L’établissement bancaire est tenu de prouver l’envoi des lettres d’information, et non pas leur réception. De plus, aucune forme particulière pour l’envoi des lettres n’est exigée. La Banque Populaire n’a donc pas à prouver la réception des lettres. Cette obligation d’information demeure à la charge de la banque pendant la procédure et jusqu’à extinction du cautionnement.
La Banque Populaire produit quatre lettres d’information en date des 14 mars 2011, 12 mars 2012, 12 mars 2013 et 11 mars 2014 et .Toutes ces lettres mentionnent l’intégralité des mentions obligatoires ainsi que la caution de prêt du 17 février 2010 et le montant restant dû.
Cependant, Le Banque Populaire ne prouve d’aucune façon l’envoi de ces lettres d’information à M. Z.
La Banque Populaire ne peut donc plus se prévaloir de son droit aux intérêts.
Au vu des pièces produites devant la cour, et notamment du tableau d’amortissement du prêt faisant apparaître le montant des intérêts et le décompte des sommes dues dont il peut être déduit les sommes effectivements payées par le débiteur principal, il est possible de calculer les effets de la déchéance du droit aux intérêts. M. Z ne s’étant engagé qu’à 30% de cette somme, il sera condamné à payer la somme de 3.897,70 euros au titre de l’engagement de caution du 17 février 2010.
Cette sommes produira intérêts au taux légal à compter de la première mise en demeure dont il est justifié.
Sur la demande de délai de grâce:
Aux termes de l’article 1343-5 ( anciennement 1244-1) du code civil, le juge peut, compte tenu de la situation du débiteur et en considération des besoins du créancier, reporter ou échelonner, dans la limite de deux années, le paiement des sommes dues.

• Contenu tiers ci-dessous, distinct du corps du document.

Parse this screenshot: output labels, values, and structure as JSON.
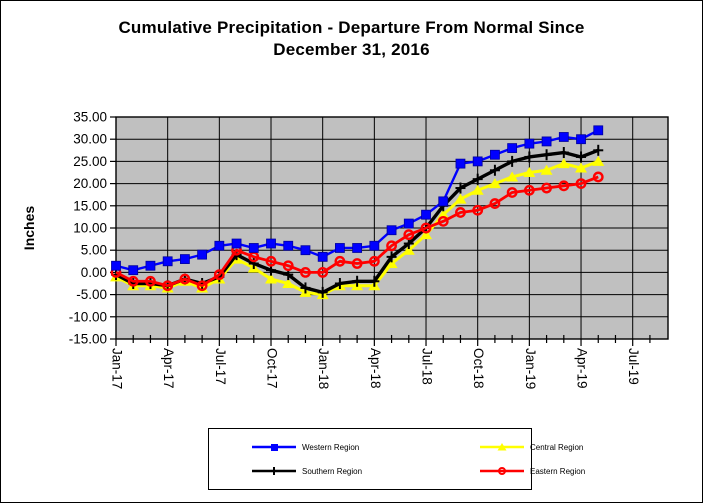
{
  "page": {
    "background": "#ffffff",
    "border_color": "#000000"
  },
  "title": {
    "line1": "Cumulative Precipitation - Departure From Normal Since",
    "line2": "December 31, 2016"
  },
  "chart_data": {
    "type": "line",
    "title": "Cumulative Precipitation - Departure From Normal Since December 31, 2016",
    "xlabel": "",
    "ylabel": "Inches",
    "ylim": [
      -15,
      35
    ],
    "y_tick_step": 5,
    "y_tick_labels": [
      "35.00",
      "30.00",
      "25.00",
      "20.00",
      "15.00",
      "10.00",
      "5.00",
      "0.00",
      "-5.00",
      "-10.00",
      "-15.00"
    ],
    "x_tick_labels": [
      "Jan-17",
      "Apr-17",
      "Jul-17",
      "Oct-17",
      "Jan-18",
      "Apr-18",
      "Jul-18",
      "Oct-18",
      "Jan-19",
      "Apr-19",
      "Jul-19"
    ],
    "categories": [
      "Jan-17",
      "Feb-17",
      "Mar-17",
      "Apr-17",
      "May-17",
      "Jun-17",
      "Jul-17",
      "Aug-17",
      "Sep-17",
      "Oct-17",
      "Nov-17",
      "Dec-17",
      "Jan-18",
      "Feb-18",
      "Mar-18",
      "Apr-18",
      "May-18",
      "Jun-18",
      "Jul-18",
      "Aug-18",
      "Sep-18",
      "Oct-18",
      "Nov-18",
      "Dec-18",
      "Jan-19",
      "Feb-19",
      "Mar-19",
      "Apr-19",
      "May-19"
    ],
    "grid": true,
    "plot_background": "#c0c0c0",
    "gridline_color": "#000000",
    "legend_position": "bottom",
    "series": [
      {
        "name": "Western Region",
        "color": "#0000ff",
        "marker": "square",
        "values": [
          1.5,
          0.5,
          1.5,
          2.5,
          3.0,
          4.0,
          6.0,
          6.5,
          5.5,
          6.5,
          6.0,
          5.0,
          3.5,
          5.5,
          5.5,
          6.0,
          9.5,
          11.0,
          13.0,
          16.0,
          24.5,
          25.0,
          26.5,
          28.0,
          29.0,
          29.5,
          30.5,
          30.0,
          32.0
        ]
      },
      {
        "name": "Central Region",
        "color": "#ffff00",
        "marker": "triangle",
        "values": [
          -1.0,
          -3.0,
          -3.0,
          -3.5,
          -2.0,
          -3.5,
          -1.5,
          3.0,
          1.0,
          -1.5,
          -2.5,
          -4.5,
          -5.0,
          -3.0,
          -3.0,
          -3.0,
          2.0,
          5.0,
          8.5,
          13.0,
          16.5,
          18.5,
          20.0,
          21.5,
          22.5,
          23.0,
          24.5,
          23.5,
          25.0
        ]
      },
      {
        "name": "Southern Region",
        "color": "#000000",
        "marker": "plus",
        "values": [
          -0.5,
          -2.5,
          -2.5,
          -3.0,
          -1.5,
          -2.5,
          -1.0,
          4.0,
          2.0,
          0.5,
          -0.5,
          -3.5,
          -4.5,
          -2.5,
          -2.0,
          -2.0,
          3.5,
          6.5,
          10.0,
          15.0,
          19.0,
          21.0,
          23.0,
          25.0,
          26.0,
          26.5,
          27.0,
          26.0,
          27.5
        ]
      },
      {
        "name": "Eastern Region",
        "color": "#ff0000",
        "marker": "circle-open",
        "values": [
          0.0,
          -2.0,
          -2.0,
          -3.0,
          -1.5,
          -3.0,
          -0.5,
          5.0,
          3.5,
          2.5,
          1.5,
          0.0,
          0.0,
          2.5,
          2.0,
          2.5,
          6.0,
          8.5,
          10.0,
          11.5,
          13.5,
          14.0,
          15.5,
          18.0,
          18.5,
          19.0,
          19.5,
          20.0,
          21.5
        ]
      }
    ]
  }
}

M. Z a déjà, de fait, bénéficié d’importants délais de paiement. La demande formée à ce titre sera rejetée.
Sur les frais et dépens:
Il y a lieu de condamner M. Z aux dépens de première instance et d’appel et de rejeter les demandes formées au titre des dispositions de l’article 700 du code de procédure civile.
PAR CES MOTIFS :
La cour :
Confirme le jugement en ce qu’il a :
— Dit que la société Banque Populaire Grand Ouest vient aux droits de la société Banque Populaire de l’Ouest en raison de la fusion absorption intervenue le 7 décembre 2017,
— Débouté M. Z de sa demande de déclarer nul l’engagement de caution du 17 février 2010,
— Débouté la société Banque Populaire Grand Ouest de sa demande de voir condamner M. Z à lui régler la somme de 38.914,79 euros au titre du débit du compte professionnel au titre de son engagement de caution du 16 novembre 2012,
— Débouté M. Z de sa demande de délai de paiement,
Infirme le jugement pour le surplus,
Statuant à nouveau :
— Prononce la déchéance du droit de la société Banque Populaire Grand Ouest aux intérêts au taux conventionnel,
— Condamne M. Z à payer à la société Banque Populaire Grand Ouest la somme de 3.897,70 euros avec intérêts au taux légal à compter du 11 février 2016 au titre de l’engagement du 17 février 2010,
— Rejette les autres demandes des parties,
— Condamne M. Z aux dépens de première instance et d’appel.